8.             Dès lors, les recours doivent être admis, sauf sur le refus de jonction, qui est maintenu.

9.             Les frais de l’instance seront laissés à la charge de l’État (art. 428 al. 4 CPP).

10.         Les recourants, parties plaignantes qui obtiennent très largement gain de cause, ont droit à l’indemnisation de leurs frais de défense par l’État (ATF 141 IV 476 consid. 1.2 p. 479).

10.1.        A______ n’a toutefois ni chiffré ni justifié pareille prétention, de sorte qu’il ne sera pas entré en matière (art. 433 al. 2, 2e phrase, CPP).

10.2.        Pour leur part, B______, C______ Inc., D______ et E______ Inc. ont demandé CHF 20'000.- pour les quarante heures d’activité revendiquées par leur avocat. Outre que le tarif appliqué s’écarte de celui admis par la Cour pénale (cf. ACPR/131/2022 du 25 février 2022 consid. 6.1.), la justification concrète du travail accompli manque (cf. art. 433 al. 2 CPP); et le mémoire de recours est plus factuel que juridique, sans qu’on puisse y voir le fruit d’une semaine usuelle de labeur, qui plus est après la prolifique correspondance au dossier déjà vouée à ces aspects. Aussi sera-t-il alloué CHF 4'500.- aux recourants.

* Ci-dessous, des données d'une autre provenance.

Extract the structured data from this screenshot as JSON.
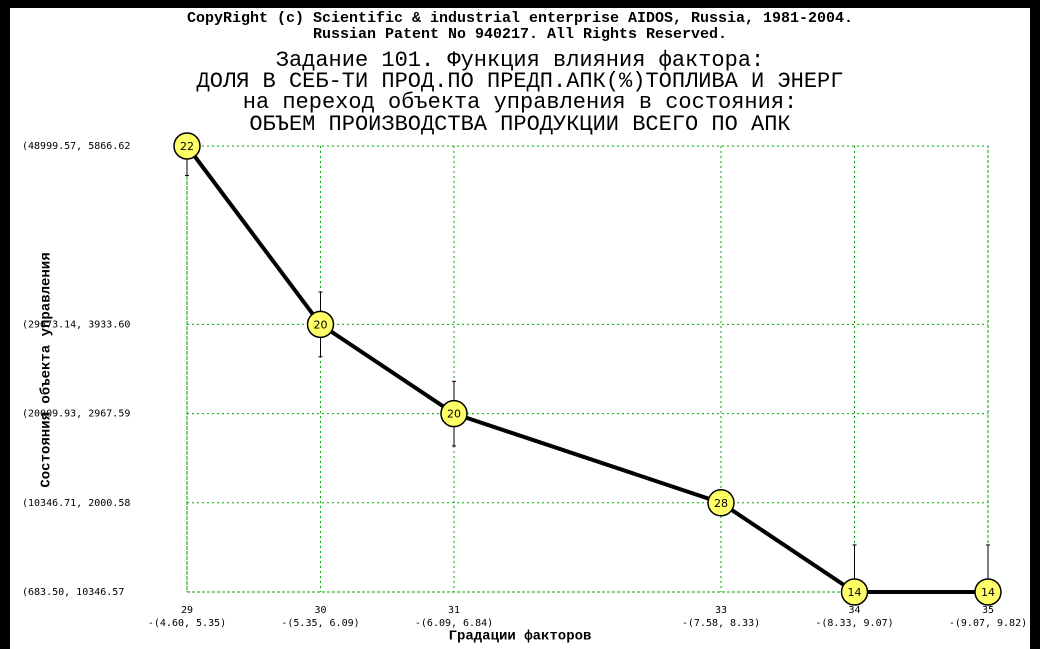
{
  "chart_data": {
    "type": "line",
    "copyright": [
      "CopyRight (c) Scientific & industrial enterprise AIDOS, Russia, 1981-2004.",
      "Russian Patent No 940217. All Rights Reserved."
    ],
    "title": [
      "Задание 101. Функция влияния фактора:",
      "ДОЛЯ В СЕБ-ТИ ПРОД.ПО ПРЕДП.АПК(%)ТОПЛИВА И ЭНЕРГ",
      "на переход объекта управления в состояния:",
      "ОБЪЕМ ПРОИЗВОДСТВА ПРОДУКЦИИ ВСЕГО ПО АПК"
    ],
    "x_label": "Градации факторов",
    "y_label": "Состояния объекта управления",
    "x": [
      29,
      30,
      31,
      33,
      34,
      35
    ],
    "values": [
      48999.57,
      29673.14,
      20009.93,
      10346.71,
      683.5,
      683.5
    ],
    "errors": [
      3200,
      3500,
      3500,
      null,
      5100,
      5100
    ],
    "point_labels": [
      "22",
      "20",
      "20",
      "28",
      "14",
      "14"
    ],
    "color": "#000000",
    "marker_color": "#ffff66",
    "grid_color": "#00aa00",
    "xlim": [
      29,
      35
    ],
    "ylim": [
      683.5,
      48999.57
    ],
    "xticks": [
      29,
      30,
      31,
      33,
      34,
      35
    ],
    "xtick_sublabels": [
      "-(4.60, 5.35)",
      "-(5.35, 6.09)",
      "-(6.09, 6.84)",
      "-(7.58, 8.33)",
      "-(8.33, 9.07)",
      "-(9.07, 9.82)"
    ],
    "yticks": [
      {
        "value": 48999.57,
        "label": "(48999.57, 5866.62"
      },
      {
        "value": 29673.14,
        "label": "(29673.14, 3933.60"
      },
      {
        "value": 20009.93,
        "label": "(20009.93, 2967.59"
      },
      {
        "value": 10346.71,
        "label": "(10346.71, 2000.58"
      },
      {
        "value": 683.5,
        "label": "(683.50, 10346.57"
      }
    ],
    "grid": true
  }
}
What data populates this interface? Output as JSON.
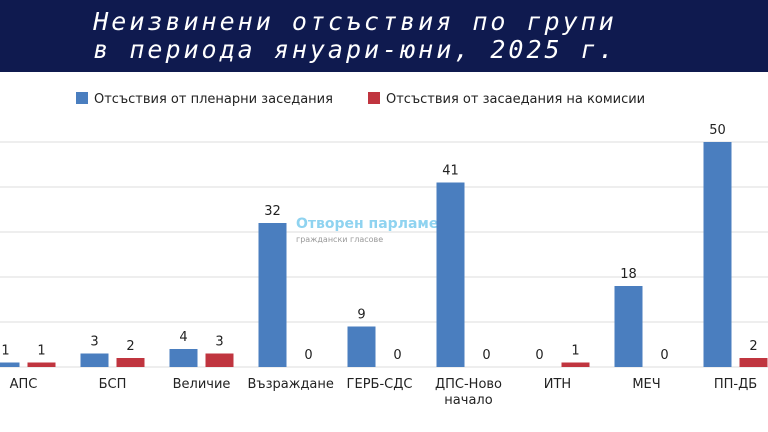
{
  "chart_data": {
    "type": "bar",
    "title": [
      "Неизвинени отсъствия по групи",
      "в периода януари-юни, 2025 г."
    ],
    "categories": [
      "АПС",
      "БСП",
      "Величие",
      "Възраждане",
      "ГЕРБ-СДС",
      "ДПС-Ново начало",
      "ИТН",
      "МЕЧ",
      "ПП-ДБ"
    ],
    "series": [
      {
        "name": "Отсъствия от пленарни заседания",
        "color": "#4a7ebf",
        "values": [
          1,
          3,
          4,
          32,
          9,
          41,
          0,
          18,
          50
        ]
      },
      {
        "name": "Отсъствия от засаедания на комисии",
        "color": "#c0353f",
        "values": [
          1,
          2,
          3,
          0,
          0,
          0,
          1,
          0,
          2
        ]
      }
    ],
    "ylim": [
      0,
      50
    ],
    "yticks": [
      0,
      10,
      20,
      30,
      40,
      50
    ],
    "grid": true,
    "legend": "top",
    "watermark": [
      "Отворен парламент",
      "граждански гласове"
    ]
  }
}
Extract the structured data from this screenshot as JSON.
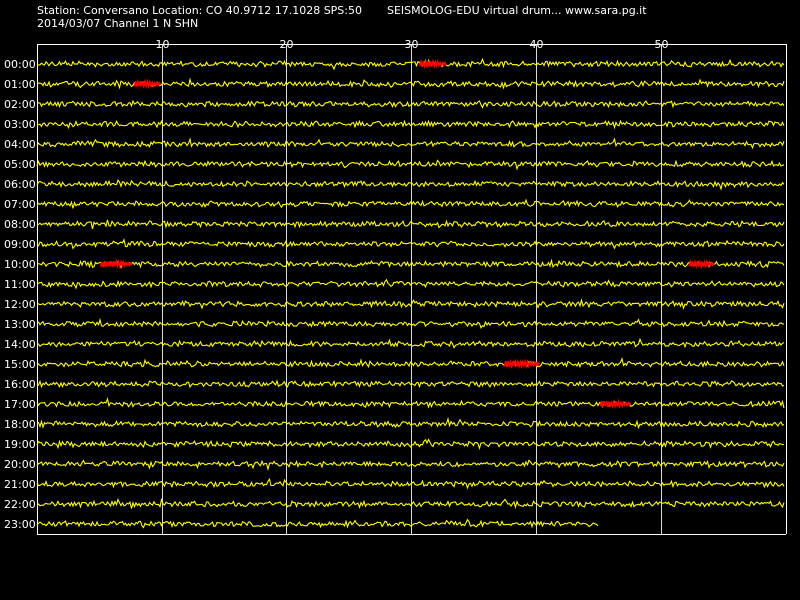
{
  "header": {
    "station_info": "Station: Conversano Location: CO 40.9712 17.1028 SPS:50",
    "brand": "SEISMOLOG-EDU virtual drum... www.sara.pg.it",
    "date_channel": "2014/03/07  Channel 1 N SHN"
  },
  "drum": {
    "minute_ticks": [
      "10",
      "20",
      "30",
      "40",
      "50"
    ],
    "hours": [
      "00:00",
      "01:00",
      "02:00",
      "03:00",
      "04:00",
      "05:00",
      "06:00",
      "07:00",
      "08:00",
      "09:00",
      "10:00",
      "11:00",
      "12:00",
      "13:00",
      "14:00",
      "15:00",
      "16:00",
      "17:00",
      "18:00",
      "19:00",
      "20:00",
      "21:00",
      "22:00",
      "23:00"
    ],
    "last_row_end_minute": 45.0,
    "colors": {
      "background": "#000000",
      "trace": "#ffff00",
      "event": "#ff0000",
      "grid": "#ffffff",
      "text": "#ffffff"
    },
    "events": [
      {
        "hour": 0,
        "start_minute": 30.7,
        "end_minute": 32.8
      },
      {
        "hour": 1,
        "start_minute": 7.8,
        "end_minute": 9.9
      },
      {
        "hour": 10,
        "start_minute": 5.1,
        "end_minute": 7.6
      },
      {
        "hour": 10,
        "start_minute": 52.3,
        "end_minute": 54.3
      },
      {
        "hour": 15,
        "start_minute": 37.5,
        "end_minute": 40.3
      },
      {
        "hour": 17,
        "start_minute": 45.2,
        "end_minute": 47.6
      }
    ]
  }
}
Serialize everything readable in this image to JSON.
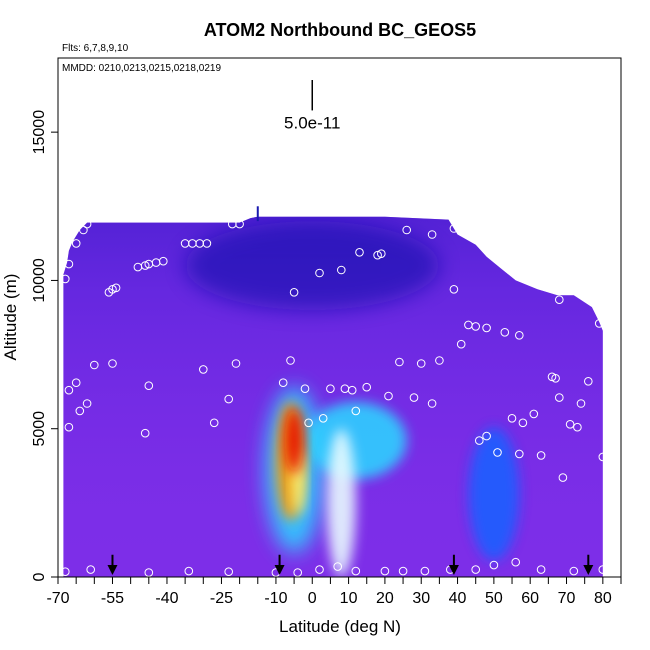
{
  "chart_data": {
    "type": "heatmap",
    "title": "ATOM2 Northbound BC_GEOS5",
    "subtitle_flights": "Flts: 6,7,8,9,10",
    "subtitle_dates": "MMDD: 0210,0213,0215,0218,0219",
    "xlabel": "Latitude (deg N)",
    "ylabel": "Altitude (m)",
    "xlim": [
      -70,
      85
    ],
    "ylim": [
      0,
      17500
    ],
    "xticks": [
      -70,
      -65,
      -60,
      -55,
      -50,
      -45,
      -40,
      -35,
      -30,
      -25,
      -20,
      -15,
      -10,
      -5,
      0,
      5,
      10,
      15,
      20,
      25,
      30,
      35,
      40,
      45,
      50,
      55,
      60,
      65,
      70,
      75,
      80,
      85
    ],
    "xtick_labels": [
      {
        "value": -70,
        "label": "-70"
      },
      {
        "value": -55,
        "label": "-55"
      },
      {
        "value": -40,
        "label": "-40"
      },
      {
        "value": -25,
        "label": "-25"
      },
      {
        "value": -10,
        "label": "-10"
      },
      {
        "value": 0,
        "label": "0"
      },
      {
        "value": 10,
        "label": "10"
      },
      {
        "value": 20,
        "label": "20"
      },
      {
        "value": 30,
        "label": "30"
      },
      {
        "value": 40,
        "label": "40"
      },
      {
        "value": 50,
        "label": "50"
      },
      {
        "value": 60,
        "label": "60"
      },
      {
        "value": 70,
        "label": "70"
      },
      {
        "value": 80,
        "label": "80"
      }
    ],
    "yticks": [
      {
        "value": 0,
        "label": "0"
      },
      {
        "value": 5000,
        "label": "5000"
      },
      {
        "value": 10000,
        "label": "10000"
      },
      {
        "value": 15000,
        "label": "15000"
      }
    ],
    "scale_bar": {
      "label": "5.0e-11",
      "lat": 0,
      "alt_bottom": 15800,
      "alt_top": 17500
    },
    "colors": {
      "background": "#7d2ee8",
      "low": "#5a1fd6",
      "navy": "#0a0aa8",
      "blue": "#1f5fff",
      "cyan": "#2fd0ff",
      "pale": "#e8fbff",
      "yellow": "#ffff80",
      "orange": "#ff9a00",
      "red": "#e81000",
      "marker": "#ffffff"
    },
    "domain_outline": [
      [
        -68.5,
        0
      ],
      [
        -68.5,
        10200
      ],
      [
        -67.5,
        10600
      ],
      [
        -67,
        11000
      ],
      [
        -66,
        11300
      ],
      [
        -64,
        11700
      ],
      [
        -62,
        11950
      ],
      [
        -20,
        11950
      ],
      [
        -17,
        12100
      ],
      [
        -15,
        12150
      ],
      [
        -10,
        12150
      ],
      [
        20,
        12150
      ],
      [
        37.5,
        12050
      ],
      [
        40,
        11550
      ],
      [
        45,
        11200
      ],
      [
        48,
        10800
      ],
      [
        52,
        10400
      ],
      [
        56,
        10000
      ],
      [
        62,
        9700
      ],
      [
        67.5,
        9500
      ],
      [
        72,
        9500
      ],
      [
        77,
        9100
      ],
      [
        79,
        8600
      ],
      [
        80,
        8300
      ],
      [
        80,
        0
      ]
    ],
    "field_features": [
      {
        "name": "plume-core",
        "lat": -5,
        "alt": 4600,
        "lat_width": 5,
        "alt_height": 2200,
        "level": "red"
      },
      {
        "name": "plume-body",
        "lat": -6,
        "alt": 3900,
        "lat_width": 8,
        "alt_height": 4000,
        "level": "orange"
      },
      {
        "name": "plume-halo",
        "lat": -5,
        "alt": 3600,
        "lat_width": 16,
        "alt_height": 5600,
        "level": "cyan"
      },
      {
        "name": "tropical-shelf",
        "lat": 12,
        "alt": 4600,
        "lat_width": 28,
        "alt_height": 2600,
        "level": "cyan"
      },
      {
        "name": "tropical-column",
        "lat": 8,
        "alt": 2500,
        "lat_width": 8,
        "alt_height": 5000,
        "level": "pale"
      },
      {
        "name": "nh-band",
        "lat": 50,
        "alt": 2800,
        "lat_width": 14,
        "alt_height": 4500,
        "level": "blue"
      },
      {
        "name": "upper-navy",
        "lat": 0,
        "alt": 10500,
        "lat_width": 70,
        "alt_height": 3000,
        "level": "navy"
      }
    ],
    "observations": [
      [
        -68,
        10050
      ],
      [
        -67,
        10550
      ],
      [
        -65,
        11250
      ],
      [
        -63,
        11700
      ],
      [
        -62,
        11900
      ],
      [
        -67,
        6300
      ],
      [
        -65,
        6550
      ],
      [
        -64,
        5600
      ],
      [
        -62,
        5850
      ],
      [
        -67,
        5050
      ],
      [
        -60,
        7150
      ],
      [
        -55,
        7200
      ],
      [
        -46,
        4850
      ],
      [
        -45,
        6450
      ],
      [
        -56,
        9600
      ],
      [
        -55,
        9700
      ],
      [
        -54,
        9750
      ],
      [
        -48,
        10450
      ],
      [
        -46,
        10500
      ],
      [
        -45,
        10550
      ],
      [
        -43,
        10600
      ],
      [
        -41,
        10650
      ],
      [
        -35,
        11250
      ],
      [
        -33,
        11250
      ],
      [
        -31,
        11250
      ],
      [
        -29,
        11250
      ],
      [
        -22,
        11900
      ],
      [
        -20,
        11900
      ],
      [
        -30,
        7000
      ],
      [
        -27,
        5200
      ],
      [
        -23,
        6000
      ],
      [
        -21,
        7200
      ],
      [
        -5,
        9600
      ],
      [
        -8,
        6550
      ],
      [
        -6,
        7300
      ],
      [
        -2,
        6350
      ],
      [
        2,
        10250
      ],
      [
        5,
        6350
      ],
      [
        8,
        10350
      ],
      [
        9,
        6350
      ],
      [
        11,
        6300
      ],
      [
        15,
        6400
      ],
      [
        12,
        5600
      ],
      [
        13,
        10950
      ],
      [
        18,
        10850
      ],
      [
        19,
        10900
      ],
      [
        -1,
        5200
      ],
      [
        3,
        5350
      ],
      [
        21,
        6100
      ],
      [
        24,
        7250
      ],
      [
        28,
        6050
      ],
      [
        30,
        7200
      ],
      [
        33,
        5850
      ],
      [
        35,
        7300
      ],
      [
        39,
        9700
      ],
      [
        41,
        7850
      ],
      [
        43,
        8500
      ],
      [
        45,
        8450
      ],
      [
        48,
        8400
      ],
      [
        53,
        8250
      ],
      [
        57,
        8150
      ],
      [
        26,
        11700
      ],
      [
        33,
        11550
      ],
      [
        39,
        11750
      ],
      [
        46,
        4600
      ],
      [
        48,
        4750
      ],
      [
        51,
        4200
      ],
      [
        55,
        5350
      ],
      [
        57,
        4150
      ],
      [
        58,
        5200
      ],
      [
        61,
        5500
      ],
      [
        63,
        4100
      ],
      [
        66,
        6750
      ],
      [
        67,
        6700
      ],
      [
        68,
        6050
      ],
      [
        69,
        3350
      ],
      [
        71,
        5150
      ],
      [
        73,
        5050
      ],
      [
        74,
        5850
      ],
      [
        76,
        6600
      ],
      [
        77,
        9350
      ],
      [
        79,
        8550
      ],
      [
        80,
        4050
      ],
      [
        68,
        9350
      ],
      [
        -68,
        180
      ],
      [
        -61,
        250
      ],
      [
        -45,
        150
      ],
      [
        -34,
        200
      ],
      [
        -23,
        180
      ],
      [
        -10,
        150
      ],
      [
        -4,
        150
      ],
      [
        2,
        250
      ],
      [
        7,
        350
      ],
      [
        12,
        200
      ],
      [
        20,
        200
      ],
      [
        25,
        200
      ],
      [
        31,
        200
      ],
      [
        38,
        250
      ],
      [
        45,
        250
      ],
      [
        50,
        400
      ],
      [
        56,
        500
      ],
      [
        63,
        250
      ],
      [
        72,
        200
      ],
      [
        80,
        250
      ]
    ],
    "flight_arrows": [
      -55,
      -9,
      39,
      76
    ],
    "arrow_alt_top": 750,
    "tall_marker": {
      "lat": -15,
      "alt_top": 12500,
      "alt_bottom": 12000
    }
  }
}
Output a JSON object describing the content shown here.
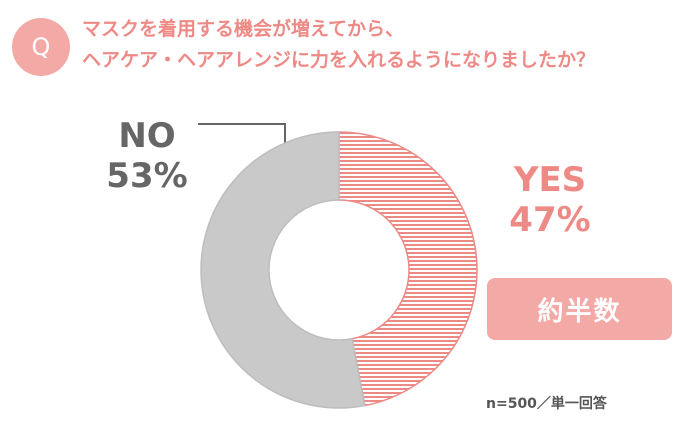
{
  "question": {
    "badge": "Q",
    "line1": "マスクを着用する機会が増えてから、",
    "line2": "ヘアケア・ヘアアレンジに力を入れるようになりましたか？"
  },
  "chart_data": {
    "type": "pie",
    "variant": "donut",
    "slices": [
      {
        "label": "YES",
        "value": 47,
        "display": "47%",
        "color": "#ee8a86",
        "fill": "horizontal-stripes"
      },
      {
        "label": "NO",
        "value": 53,
        "display": "53%",
        "color": "#c9c9c9",
        "fill": "solid"
      }
    ],
    "callout": "約半数",
    "note": "n=500／単一回答"
  }
}
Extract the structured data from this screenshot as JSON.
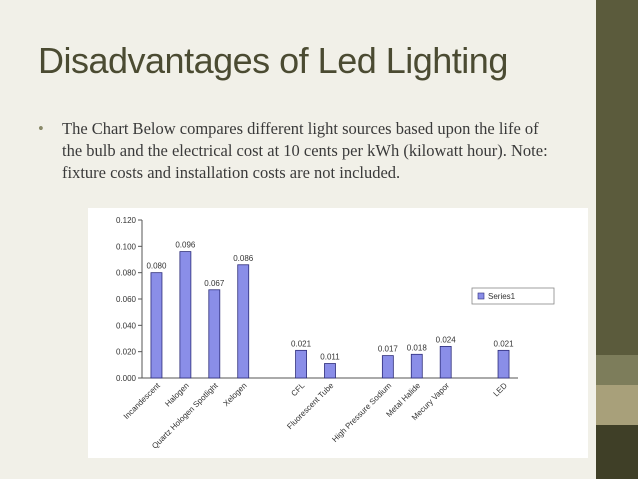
{
  "slide": {
    "title": "Disadvantages of Led Lighting",
    "bullet_text": "The Chart Below compares different light sources based upon the life of the bulb and the electrical cost at 10 cents per kWh (kilowatt hour). Note: fixture costs and installation costs are not included."
  },
  "colors": {
    "background": "#f1f0e8",
    "title": "#4b4b32",
    "bar_fill": "#8a8ee8",
    "bar_stroke": "#2c2c7a",
    "sidebar": [
      "#5b5b3c",
      "#7d7d5b",
      "#a8a07a",
      "#3f3f27"
    ]
  },
  "chart_data": {
    "type": "bar",
    "categories": [
      "Incandescent",
      "Halogen",
      "Quartz Hologen Spotlight",
      "Xelogen",
      "",
      "CFL",
      "Fluorescent Tube",
      "",
      "High Pressure Sodium",
      "Metal Halide",
      "Mecury Vapor",
      "",
      "LED"
    ],
    "series": [
      {
        "name": "Series1",
        "values": [
          0.08,
          0.096,
          0.067,
          0.086,
          null,
          0.021,
          0.011,
          null,
          0.017,
          0.018,
          0.024,
          null,
          0.021
        ]
      }
    ],
    "data_labels": [
      "0.080",
      "0.096",
      "0.067",
      "0.086",
      "",
      "0.021",
      "0.011",
      "",
      "0.017",
      "0.018",
      "0.024",
      "",
      "0.021"
    ],
    "yticks": [
      "0.000",
      "0.020",
      "0.040",
      "0.060",
      "0.080",
      "0.100",
      "0.120"
    ],
    "ylim": [
      0,
      0.12
    ],
    "legend_label": "Series1",
    "legend_position": "right",
    "grid": false
  }
}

La TVA n'est pas due (ATF 141 IV 344 consid. 4.1 p. 346).

* * * * *


 


PAR CES MOTIFS,
LA COUR :

Préalablement :

Joint les recours.

Cela fait :

Les admet partiellement, annule les ch. 2., 3. et 6. (en tant qu’y est ordonnée la destruction de faux relevés bancaires) du dispositif de la décision attaquée et renvoie la cause au Ministère public pour qu’il reprenne les investigations et statue à nouveau, au sens des considérants.

Les rejette pour le surplus.

Laisse les frais de l’instance à la charge de l’État.

Ordonne la restitution des sûretés versées.

Alloue à B______, C______ Inc., D______ et E______ Inc., créanciers solidaires, une indemnité de CHF 4'500.-, à la charge de l’État, pour leurs frais de défense dans la procédure de recours.

Notifie le présent arrêt, en copie, aux parties (soit pour elles leurs avocats) et au Ministère public.

Siégeant :

Madame Daniela CHIABUDINI, présidente; Monsieur Christian COQUOZ et Madame Corinne CHAPPUIS BUGNON, juges; Monsieur Julien CASEYS, greffier.

 

Le greffier :

Julien CASEYS

 

La présidente :

Daniela CHIABUDINI

 

 

 

 

Voie de recours :

 

Le Tribunal fédéral connaît, comme juridiction ordinaire de recours, des recours en matière pénale au sens de l'art. 78 de la loi sur le Tribunal fédéral du 17 juin 2005 (LTF; RS 173.110); la qualité et les autres conditions pour interjeter recours sont déterminées par les art. 78 à 81 et 90 ss LTF. Le recours doit être formé dans les trente jours qui suivent la notification de l'expédition complète de l'arrêt attaqué.

 

Le recours doit être adressé au Tribunal fédéral, 1000 Lausanne 14. Les mémoires doivent être remis au plus tard le dernier jour du délai, soit au Tribunal fédéral soit, à l'attention de ce dernier, à La Poste Suisse ou à une représentation diplomatique ou consulaire suisse (art. 48 al. 1 LTF).